Assignment operators put values into variables. You've already seen the basic = operator, but C# has shortcut versions that combine assignment with arithmetic. They save typing and make your intentions clearer.
The Simple Assignment Operator (=)
The single equals sign stores a value in a variable. The right side is evaluated first, then the result is stored in the left-side variable:
int x = 10; // x gets 10
int y = x + 5; // y gets 15 (x+5 is evaluated first)
Compound Assignment Operators
When you want to modify a variable and store the result back in the same variable, compound operators are your friend:
int score = 100;
score += 10; // score = score + 10 → 110
score -= 20; // score = score - 20 → 90
score *= 2; // score = score * 2 → 180
score /= 3; // score = score / 3 → 60
score %= 7; // score = score % 7 → 4
Console.WriteLine(score); // 4
Each compound operator does the operation using the current value, then stores the result back. score += 10 is exactly the same as score = score + 10, just shorter.
Why Use Compound Operators?
They're not just shorter — they also make it clear that you're modifying an existing value rather than creating something new.

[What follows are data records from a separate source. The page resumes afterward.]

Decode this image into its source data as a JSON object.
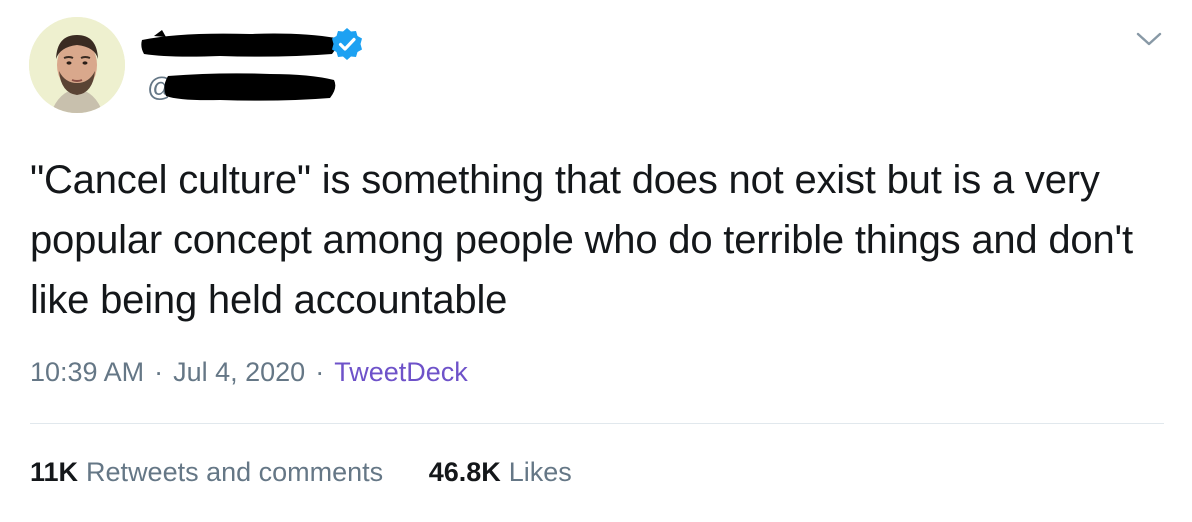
{
  "tweet": {
    "author": {
      "handle_prefix": "@",
      "verified_icon": "verified-badge-icon",
      "avatar_icon": "profile-photo"
    },
    "menu_icon": "chevron-down-icon",
    "text": "\"Cancel culture\" is something that does not exist but is a very popular concept among people who do terrible things and don't like being held accountable",
    "time": "10:39 AM",
    "separator": "·",
    "date": "Jul 4, 2020",
    "source": "TweetDeck",
    "stats": {
      "retweets_count": "11K",
      "retweets_label": "Retweets and comments",
      "likes_count": "46.8K",
      "likes_label": "Likes"
    }
  },
  "colors": {
    "text": "#14171a",
    "muted": "#657786",
    "source_link": "#6e52c9",
    "verified": "#1da1f2",
    "divider": "#e1e8ed"
  }
}
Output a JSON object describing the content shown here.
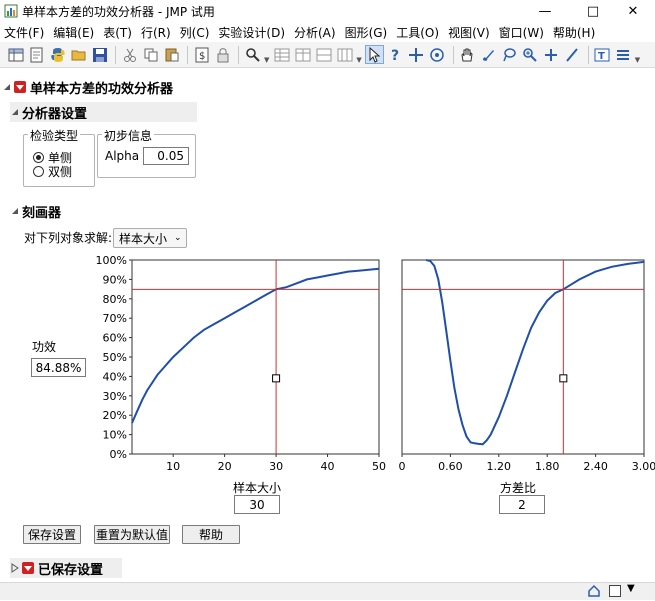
{
  "window": {
    "title": "单样本方差的功效分析器 - JMP 试用",
    "minimize": "—",
    "maximize": "□",
    "close": "✕"
  },
  "menu": [
    "文件(F)",
    "编辑(E)",
    "表(T)",
    "行(R)",
    "列(C)",
    "实验设计(D)",
    "分析(A)",
    "图形(G)",
    "工具(O)",
    "视图(V)",
    "窗口(W)",
    "帮助(H)"
  ],
  "report": {
    "title": "单样本方差的功效分析器",
    "settings": {
      "title": "分析器设置",
      "test_type": {
        "label": "检验类型",
        "options": [
          "单侧",
          "双侧"
        ],
        "selected": "单侧"
      },
      "initial_info": {
        "label": "初步信息",
        "alpha_label": "Alpha",
        "alpha_value": "0.05"
      }
    },
    "profiler": {
      "title": "刻画器",
      "solve_for_label": "对下列对象求解:",
      "solve_for_value": "样本大小",
      "response_label": "功效",
      "response_value": "84.88%",
      "factors": [
        {
          "name": "样本大小",
          "value": "30"
        },
        {
          "name": "方差比",
          "value": "2"
        }
      ]
    },
    "buttons": {
      "save": "保存设置",
      "reset": "重置为默认值",
      "help": "帮助"
    },
    "saved": {
      "title": "已保存设置"
    }
  },
  "chart_data": [
    {
      "type": "line",
      "xlabel": "样本大小",
      "ylabel": "功效",
      "xlim": [
        2,
        50
      ],
      "ylim": [
        0,
        100
      ],
      "x_ticks": [
        "10",
        "20",
        "30",
        "40",
        "50"
      ],
      "y_ticks": [
        "0%",
        "10%",
        "20%",
        "30%",
        "40%",
        "50%",
        "60%",
        "70%",
        "80%",
        "90%",
        "100%"
      ],
      "current_x": 30,
      "current_y": 84.88,
      "series": [
        {
          "x": [
            2,
            3,
            4,
            5,
            6,
            7,
            8,
            9,
            10,
            12,
            14,
            16,
            18,
            20,
            22,
            24,
            26,
            28,
            30,
            32,
            34,
            36,
            38,
            40,
            42,
            44,
            46,
            48,
            50
          ],
          "values": [
            16,
            22,
            28,
            33,
            37,
            41,
            44,
            47,
            50,
            55,
            60,
            64,
            67,
            70,
            73,
            76,
            79,
            82,
            84.88,
            86,
            88,
            90,
            91,
            92,
            93,
            94,
            94.5,
            95,
            95.5
          ]
        }
      ]
    },
    {
      "type": "line",
      "xlabel": "方差比",
      "ylabel": "功效",
      "xlim": [
        0,
        3
      ],
      "ylim": [
        0,
        100
      ],
      "x_ticks": [
        "0",
        "0.60",
        "1.20",
        "1.80",
        "2.40",
        "3.00"
      ],
      "current_x": 2,
      "current_y": 84.88,
      "series": [
        {
          "x": [
            0.3,
            0.35,
            0.4,
            0.45,
            0.5,
            0.55,
            0.6,
            0.65,
            0.7,
            0.75,
            0.8,
            0.85,
            0.9,
            0.95,
            1.0,
            1.05,
            1.1,
            1.2,
            1.3,
            1.4,
            1.5,
            1.6,
            1.7,
            1.8,
            1.9,
            2.0,
            2.2,
            2.4,
            2.6,
            2.8,
            3.0
          ],
          "values": [
            100,
            99.5,
            97,
            90,
            78,
            63,
            48,
            34,
            23,
            15,
            9,
            6,
            5.5,
            5.2,
            5,
            7,
            10,
            19,
            30,
            42,
            54,
            65,
            73,
            79,
            83,
            84.88,
            90,
            94,
            96.5,
            98,
            99
          ]
        }
      ]
    }
  ],
  "colors": {
    "curve": "#1f4fa8",
    "crosshair": "#c83232",
    "accent_red": "#d02020"
  }
}
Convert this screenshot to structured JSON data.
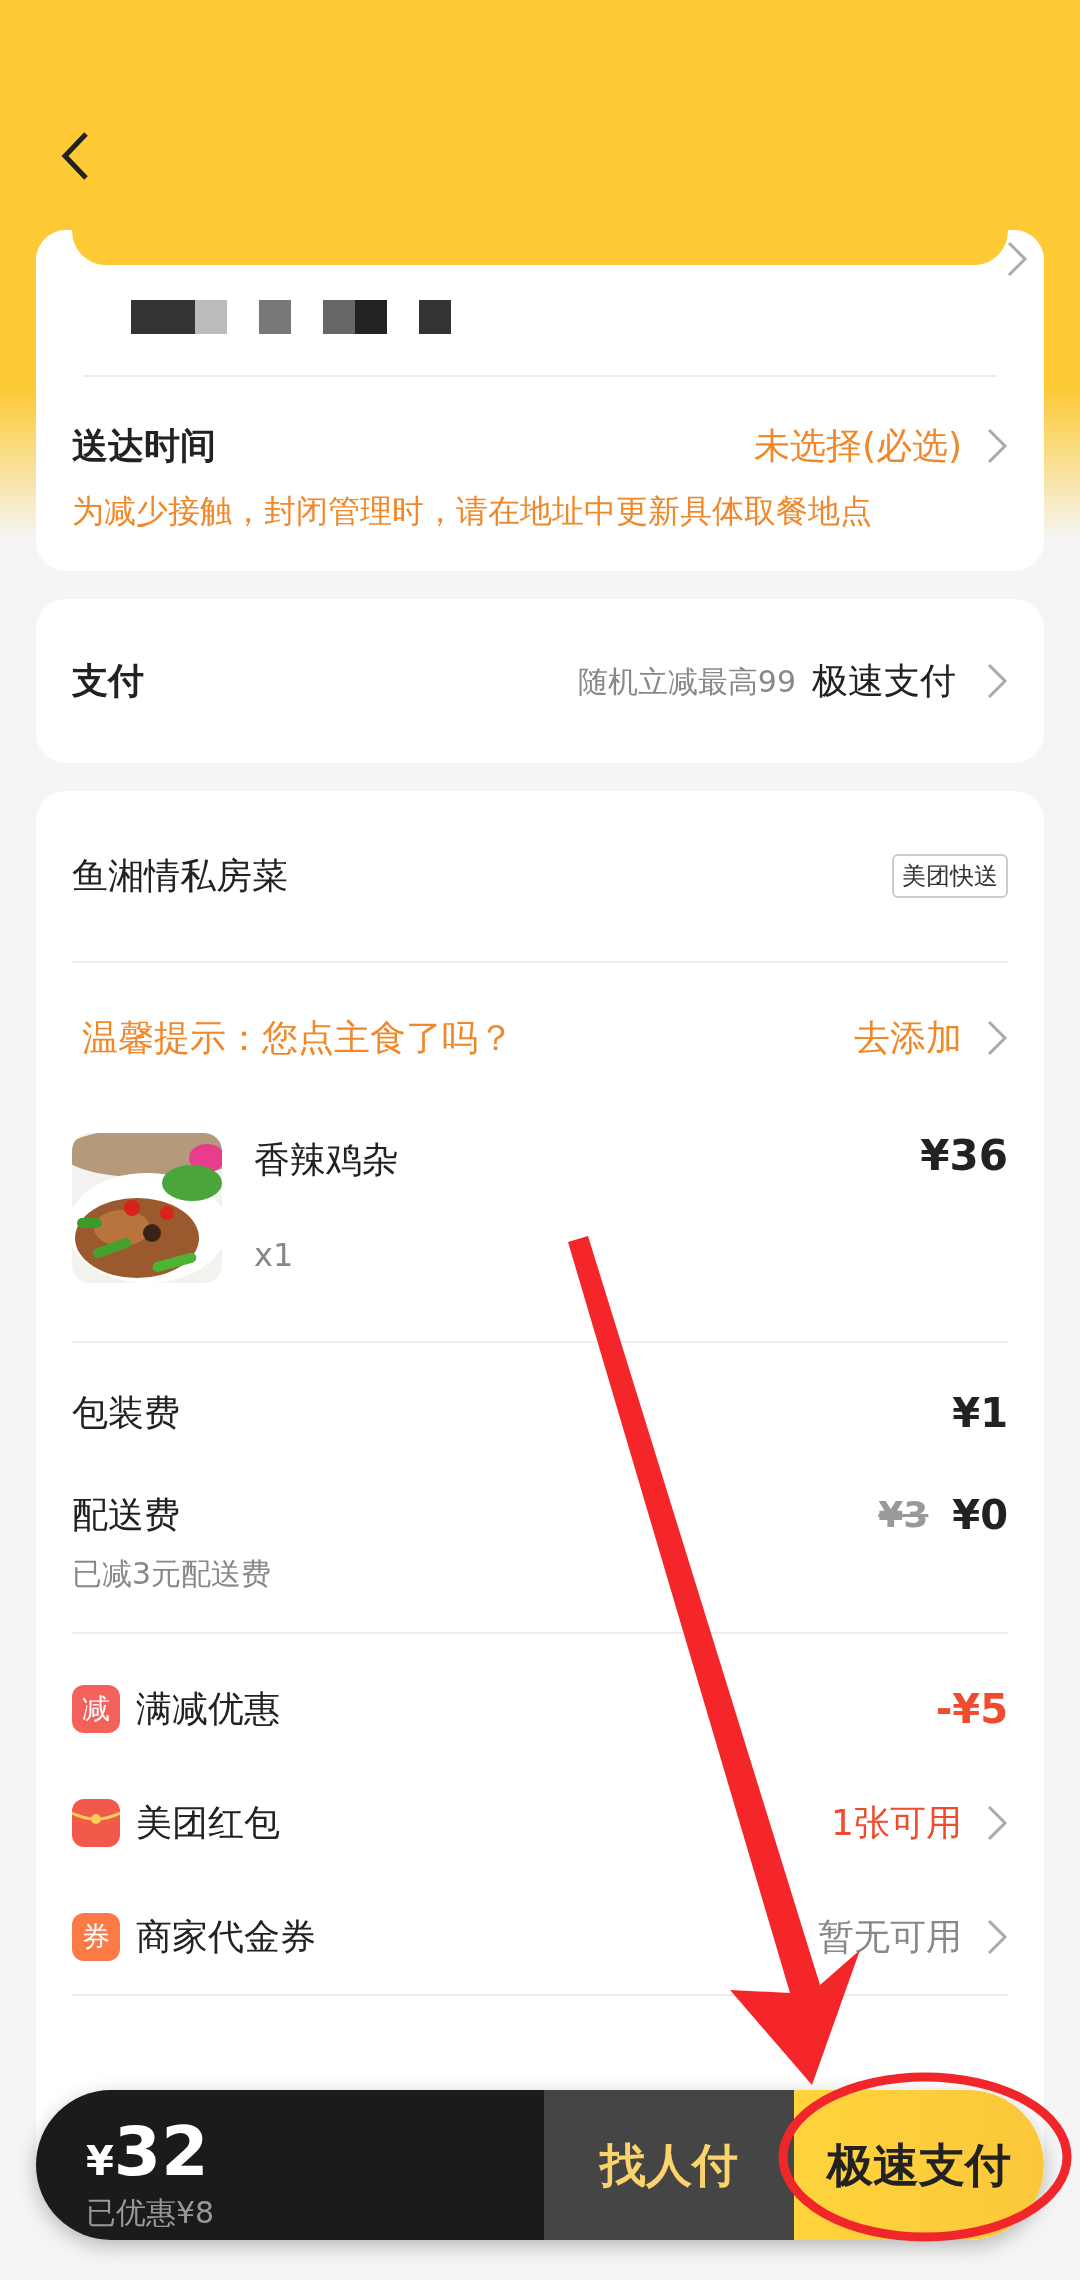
{
  "delivery_time": {
    "label": "送达时间",
    "value": "未选择(必选)",
    "notice": "为减少接触，封闭管理时，请在地址中更新具体取餐地点"
  },
  "payment": {
    "label": "支付",
    "promo": "随机立减最高99",
    "method": "极速支付"
  },
  "order": {
    "shop": "鱼湘情私房菜",
    "badge": "美团快送",
    "tip": "温馨提示：您点主食了吗？",
    "tip_action": "去添加",
    "items": [
      {
        "name": "香辣鸡杂",
        "quantity": "x1",
        "price": "¥36"
      }
    ],
    "fees": [
      {
        "label": "包装费",
        "price": "¥1"
      },
      {
        "label": "配送费",
        "original_price": "¥3",
        "price": "¥0",
        "note": "已减3元配送费"
      }
    ],
    "discounts": [
      {
        "kind": "reduction",
        "icon_text": "减",
        "label": "满减优惠",
        "value": "-¥5",
        "highlight": true,
        "chevron": false
      },
      {
        "kind": "red_packet",
        "label": "美团红包",
        "value": "1张可用",
        "highlight": true,
        "chevron": true
      },
      {
        "kind": "voucher",
        "icon_text": "券",
        "label": "商家代金券",
        "value": "暂无可用",
        "highlight": false,
        "chevron": true
      }
    ]
  },
  "bottom_bar": {
    "currency": "¥",
    "total": "32",
    "saved": "已优惠¥8",
    "buttons": [
      {
        "label": "找人付",
        "primary": false
      },
      {
        "label": "极速支付",
        "primary": true
      }
    ]
  }
}
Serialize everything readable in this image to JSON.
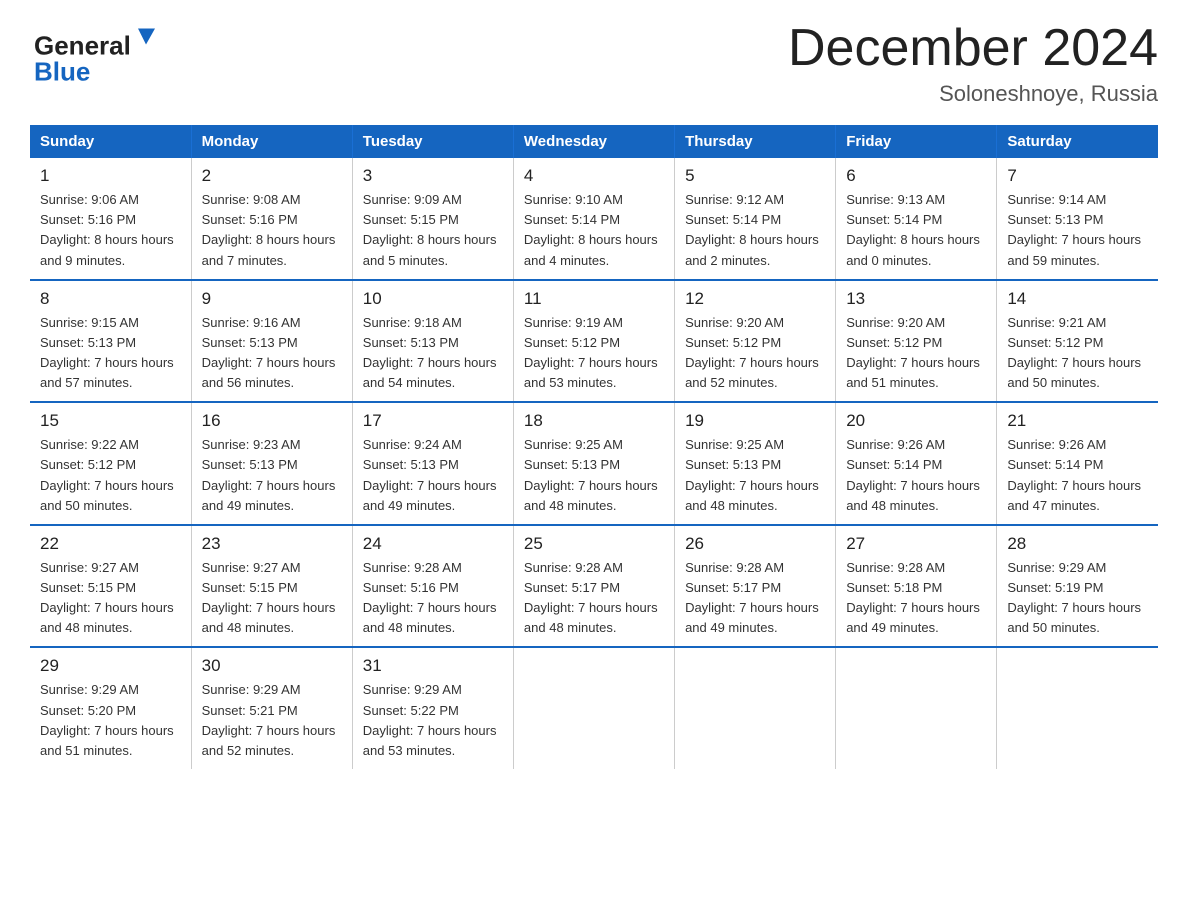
{
  "logo": {
    "line1": "General",
    "line2": "Blue",
    "triangle": "▶"
  },
  "title": "December 2024",
  "subtitle": "Soloneshnoye, Russia",
  "days_header": [
    "Sunday",
    "Monday",
    "Tuesday",
    "Wednesday",
    "Thursday",
    "Friday",
    "Saturday"
  ],
  "weeks": [
    [
      {
        "num": "1",
        "sunrise": "9:06 AM",
        "sunset": "5:16 PM",
        "daylight": "8 hours and 9 minutes."
      },
      {
        "num": "2",
        "sunrise": "9:08 AM",
        "sunset": "5:16 PM",
        "daylight": "8 hours and 7 minutes."
      },
      {
        "num": "3",
        "sunrise": "9:09 AM",
        "sunset": "5:15 PM",
        "daylight": "8 hours and 5 minutes."
      },
      {
        "num": "4",
        "sunrise": "9:10 AM",
        "sunset": "5:14 PM",
        "daylight": "8 hours and 4 minutes."
      },
      {
        "num": "5",
        "sunrise": "9:12 AM",
        "sunset": "5:14 PM",
        "daylight": "8 hours and 2 minutes."
      },
      {
        "num": "6",
        "sunrise": "9:13 AM",
        "sunset": "5:14 PM",
        "daylight": "8 hours and 0 minutes."
      },
      {
        "num": "7",
        "sunrise": "9:14 AM",
        "sunset": "5:13 PM",
        "daylight": "7 hours and 59 minutes."
      }
    ],
    [
      {
        "num": "8",
        "sunrise": "9:15 AM",
        "sunset": "5:13 PM",
        "daylight": "7 hours and 57 minutes."
      },
      {
        "num": "9",
        "sunrise": "9:16 AM",
        "sunset": "5:13 PM",
        "daylight": "7 hours and 56 minutes."
      },
      {
        "num": "10",
        "sunrise": "9:18 AM",
        "sunset": "5:13 PM",
        "daylight": "7 hours and 54 minutes."
      },
      {
        "num": "11",
        "sunrise": "9:19 AM",
        "sunset": "5:12 PM",
        "daylight": "7 hours and 53 minutes."
      },
      {
        "num": "12",
        "sunrise": "9:20 AM",
        "sunset": "5:12 PM",
        "daylight": "7 hours and 52 minutes."
      },
      {
        "num": "13",
        "sunrise": "9:20 AM",
        "sunset": "5:12 PM",
        "daylight": "7 hours and 51 minutes."
      },
      {
        "num": "14",
        "sunrise": "9:21 AM",
        "sunset": "5:12 PM",
        "daylight": "7 hours and 50 minutes."
      }
    ],
    [
      {
        "num": "15",
        "sunrise": "9:22 AM",
        "sunset": "5:12 PM",
        "daylight": "7 hours and 50 minutes."
      },
      {
        "num": "16",
        "sunrise": "9:23 AM",
        "sunset": "5:13 PM",
        "daylight": "7 hours and 49 minutes."
      },
      {
        "num": "17",
        "sunrise": "9:24 AM",
        "sunset": "5:13 PM",
        "daylight": "7 hours and 49 minutes."
      },
      {
        "num": "18",
        "sunrise": "9:25 AM",
        "sunset": "5:13 PM",
        "daylight": "7 hours and 48 minutes."
      },
      {
        "num": "19",
        "sunrise": "9:25 AM",
        "sunset": "5:13 PM",
        "daylight": "7 hours and 48 minutes."
      },
      {
        "num": "20",
        "sunrise": "9:26 AM",
        "sunset": "5:14 PM",
        "daylight": "7 hours and 48 minutes."
      },
      {
        "num": "21",
        "sunrise": "9:26 AM",
        "sunset": "5:14 PM",
        "daylight": "7 hours and 47 minutes."
      }
    ],
    [
      {
        "num": "22",
        "sunrise": "9:27 AM",
        "sunset": "5:15 PM",
        "daylight": "7 hours and 48 minutes."
      },
      {
        "num": "23",
        "sunrise": "9:27 AM",
        "sunset": "5:15 PM",
        "daylight": "7 hours and 48 minutes."
      },
      {
        "num": "24",
        "sunrise": "9:28 AM",
        "sunset": "5:16 PM",
        "daylight": "7 hours and 48 minutes."
      },
      {
        "num": "25",
        "sunrise": "9:28 AM",
        "sunset": "5:17 PM",
        "daylight": "7 hours and 48 minutes."
      },
      {
        "num": "26",
        "sunrise": "9:28 AM",
        "sunset": "5:17 PM",
        "daylight": "7 hours and 49 minutes."
      },
      {
        "num": "27",
        "sunrise": "9:28 AM",
        "sunset": "5:18 PM",
        "daylight": "7 hours and 49 minutes."
      },
      {
        "num": "28",
        "sunrise": "9:29 AM",
        "sunset": "5:19 PM",
        "daylight": "7 hours and 50 minutes."
      }
    ],
    [
      {
        "num": "29",
        "sunrise": "9:29 AM",
        "sunset": "5:20 PM",
        "daylight": "7 hours and 51 minutes."
      },
      {
        "num": "30",
        "sunrise": "9:29 AM",
        "sunset": "5:21 PM",
        "daylight": "7 hours and 52 minutes."
      },
      {
        "num": "31",
        "sunrise": "9:29 AM",
        "sunset": "5:22 PM",
        "daylight": "7 hours and 53 minutes."
      },
      null,
      null,
      null,
      null
    ]
  ],
  "labels": {
    "sunrise": "Sunrise:",
    "sunset": "Sunset:",
    "daylight": "Daylight:"
  }
}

Plus, they reduce the chance of typos since you only write the variable name once:
// Without compound operator
totalPrice = totalPrice + tax;
totalPrice = totalPrice - discount;
// With compound operator — cleaner and less error-prone
totalPrice += tax;
totalPrice -= discount;
Compound operators work with all numeric types — int, double, decimal, float, and even long.
Putting It All Together
Here's a real-life scenario: tracking a player's score in a game:
int score = 0;
score += 100; // Killed an enemy
score += 50; // Collected a bonus
score *= 2; // Double points power-up!
score -= 25; // Bought an item
Console.WriteLine($"Final score: {score}"); // 275
See how natural that reads? The compound operators make the logic of the game clear just from how the numbers change.